Every AVU change made through MESA is recorded as a versioned snapshot in the DuckLake catalog. This means you can ask "what did this look like on date X" of your metadata, not just your data.

Why time-travel?

  • Reproducibility. A paper submitted in 2027 may reference a dataset with annotations that evolve afterwards. Time-travel lets readers see the dataset exactly as it stood at submission.
  • Audit. Who tagged this dataset with sensitive metadata, when, and why? — answered in one query.
  • Debugging. When an analysis result changes unexpectedly, time-travel shows whether the underlying metadata changed too.

Example prompts

What was the biome AVU on /iplant/home/alice/study1/site42.csv on 2026-09-01?

Who removed the GO:0008152 tag from this collection, and when?

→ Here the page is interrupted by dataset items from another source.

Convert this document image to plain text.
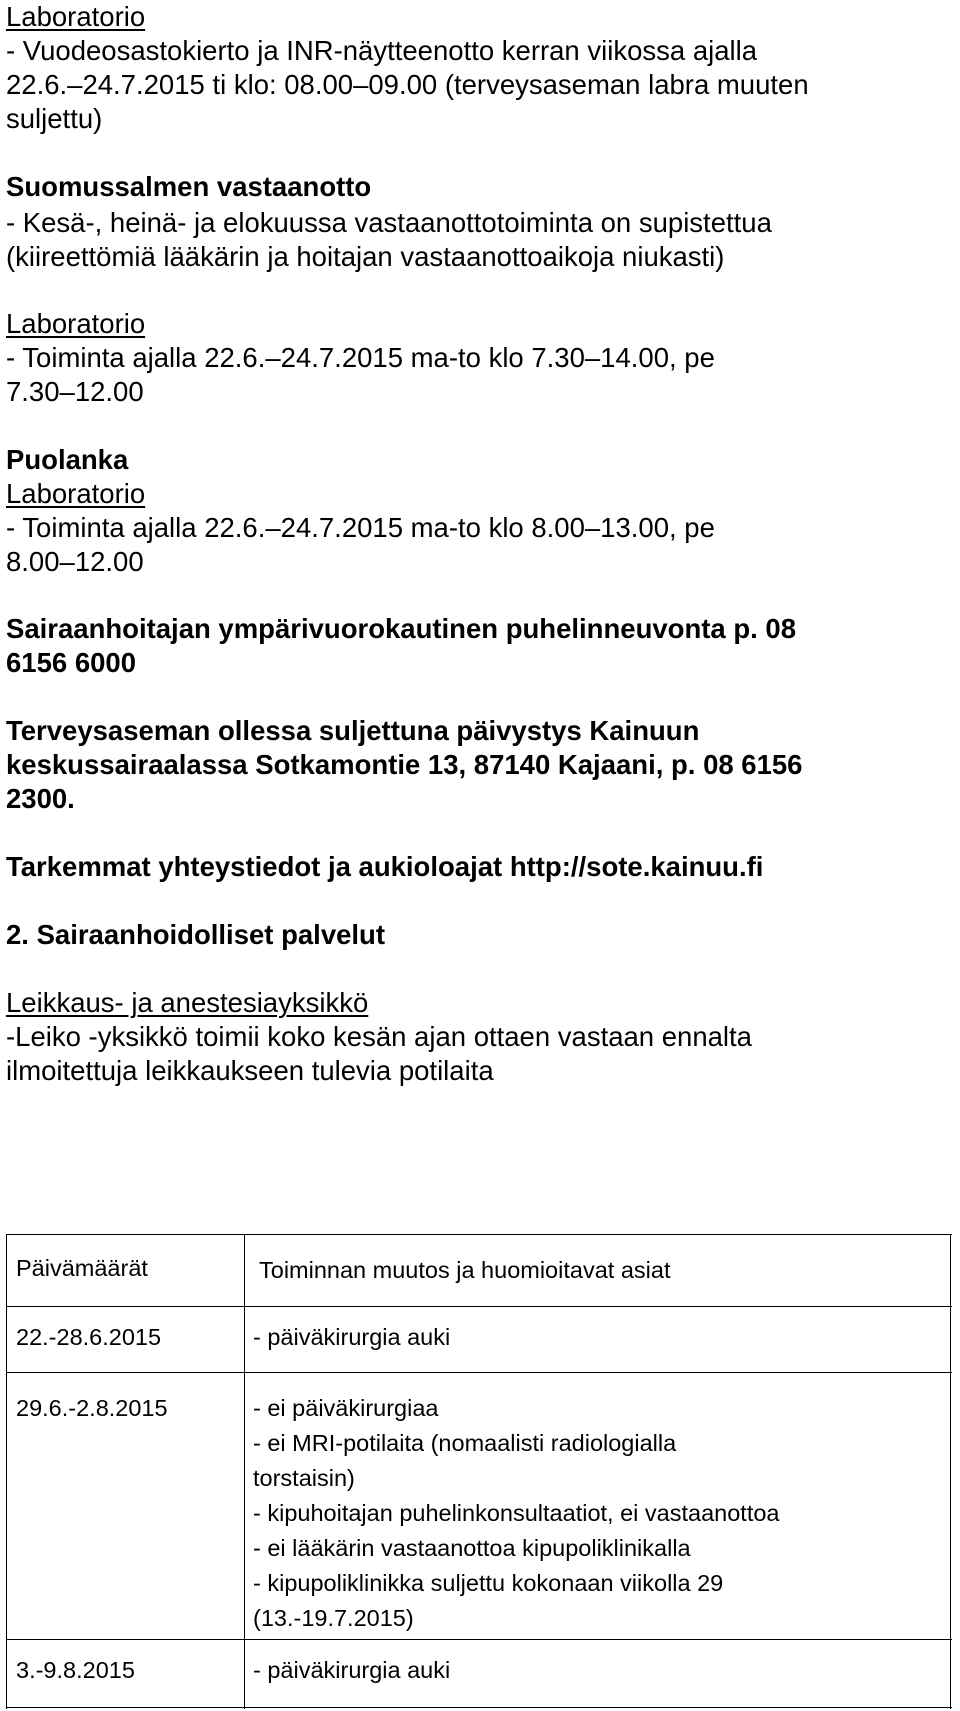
Laboratorio
- Vuodeosastokierto ja INR-näytteenotto kerran viikossa ajalla
22.6.–24.7.2015 ti klo: 08.00–09.00 (terveysaseman labra muuten
suljettu)
Suomussalmen vastaanotto
- Kesä-, heinä- ja elokuussa vastaanottotoiminta on supistettua
(kiireettömiä lääkärin ja hoitajan vastaanottoaikoja niukasti)
Laboratorio
- Toiminta ajalla 22.6.–24.7.2015 ma-to klo 7.30–14.00, pe
7.30–12.00
Puolanka
Laboratorio
- Toiminta ajalla 22.6.–24.7.2015 ma-to klo 8.00–13.00, pe
8.00–12.00
Sairaanhoitajan ympärivuorokautinen puhelinneuvonta p. 08
6156 6000
Terveysaseman ollessa suljettuna päivystys Kainuun
keskussairaalassa Sotkamontie 13, 87140 Kajaani, p. 08 6156
2300.
Tarkemmat yhteystiedot ja aukioloajat http://sote.kainuu.fi
2. Sairaanhoidolliset palvelut
Leikkaus- ja anestesiayksikkö
-Leiko -yksikkö toimii koko kesän ajan ottaen vastaan ennalta
ilmoitettuja leikkaukseen tulevia potilaita
Päivämäärät	Toiminnan muutos ja huomioitavat asiat
22.-28.6.2015	- päiväkirurgia auki
29.6.-2.8.2015	- ei päiväkirurgiaa
- ei MRI-potilaita (nomaalisti radiologialla
torstaisin)
- kipuhoitajan puhelinkonsultaatiot, ei vastaanottoa
- ei lääkärin vastaanottoa kipupoliklinikalla
- kipupoliklinikka suljettu kokonaan viikolla 29
(13.-19.7.2015)
3.-9.8.2015	- päiväkirurgia auki
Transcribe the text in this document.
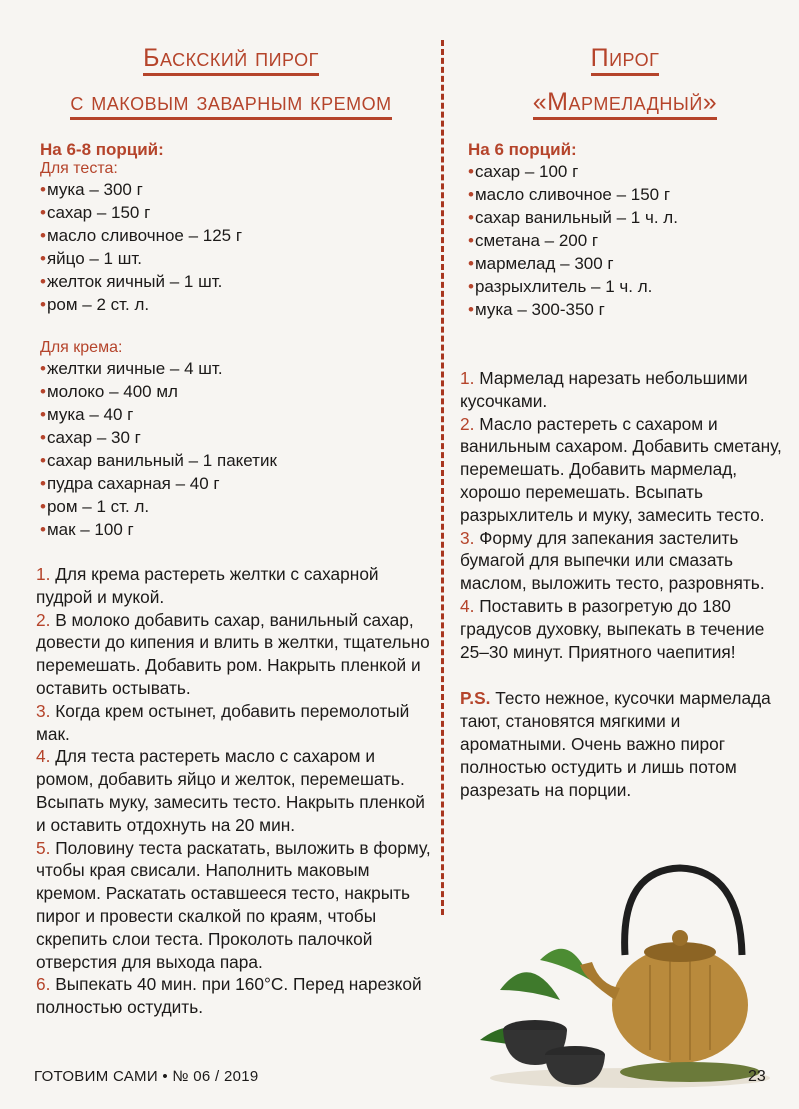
Баскский пирог
с маковым заварным кремом

На 6-8 порций:

Для теста:

• мука – 300 г
• сахар – 150 г
• масло сливочное – 125 г
• яйцо – 1 шт.
• желток яичный – 1 шт.
• ром – 2 ст. л.

Для крема:

• желтки яичные – 4 шт.
• молоко – 400 мл
• мука – 40 г
• сахар – 30 г
• сахар ванильный – 1 пакетик
• пудра сахарная – 40 г
• ром – 1 ст. л.
• мак – 100 г

1. Для крема растереть желтки с сахарной пудрой и мукой.

2. В молоко добавить сахар, ванильный сахар, довести до кипения и влить в желтки, тщательно перемешать. Добавить ром. Накрыть пленкой и оставить остывать.

3. Когда крем остынет, добавить перемолотый мак.

4. Для теста растереть масло с сахаром и ромом, добавить яйцо и желток, перемешать. Всыпать муку, замесить тесто. Накрыть пленкой и оставить отдохнуть на 20 мин.

5. Половину теста раскатать, выложить в форму, чтобы края свисали. Наполнить маковым кремом. Раскатать оставшееся тесто, накрыть пирог и провести скалкой по краям, чтобы скрепить слои теста. Проколоть палочкой отверстия для выхода пара.

6. Выпекать 40 мин. при 160°С. Перед нарезкой полностью остудить.

Пирог
«Мармеладный»

На 6 порций:

• сахар – 100 г
• масло сливочное – 150 г
• сахар ванильный – 1 ч. л.
• сметана – 200 г
• мармелад – 300 г
• разрыхлитель – 1 ч. л.
• мука – 300-350 г

1. Мармелад нарезать небольшими кусочками.

2. Масло растереть с сахаром и ванильным сахаром. Добавить сметану, перемешать. Добавить мармелад, хорошо перемешать. Всыпать разрыхлитель и муку, замесить тесто.

3. Форму для запекания застелить бумагой для выпечки или смазать маслом, выложить тесто, разровнять.

4. Поставить в разогретую до 180 градусов духовку, выпекать в течение 25–30 минут. Приятного чаепития!

P.S. Тесто нежное, кусочки мармелада тают, становятся мягкими и ароматными. Очень важно пирог полностью остудить и лишь потом разрезать на порции.

ГОТОВИМ САМИ • № 06 / 2019	23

Show me every metadata change actor "bob" made in October 2026 across the entire study1 project.

Direct Python access

For SQL-level access, use the DuckLakeClient API:

from datetime import datetime, timezone
from mesa_ducklake import DuckLakeClient

with DuckLakeClient(postgres_dsn=..., irods_session=...) as client:
    snapshot = client.get_avus_as_of(
        project_id=project.project_id,
        irods_path="/iplant/home/alice/study1/site42.csv",
        timestamp=datetime(2026, 9, 1, tzinfo=timezone.utc),
    )

See the upstream time-travel guide for more patterns: range queries, diff between two timestamps, attribution queries, and DuckDB SQL examples that join AVU history with the iRODS path hierarchy.

Limitations

  • Time-travel only sees AVUs that were written through MESA. Direct iRODS imeta add calls bypass the catalog (unless you set up an iRODS rule that delegates to mesa-ducklake record — see the operator guide).
  • The catalog grows over time. Project administrators can prune very old snapshots when they're no longer needed for reproducibility (configurable retention).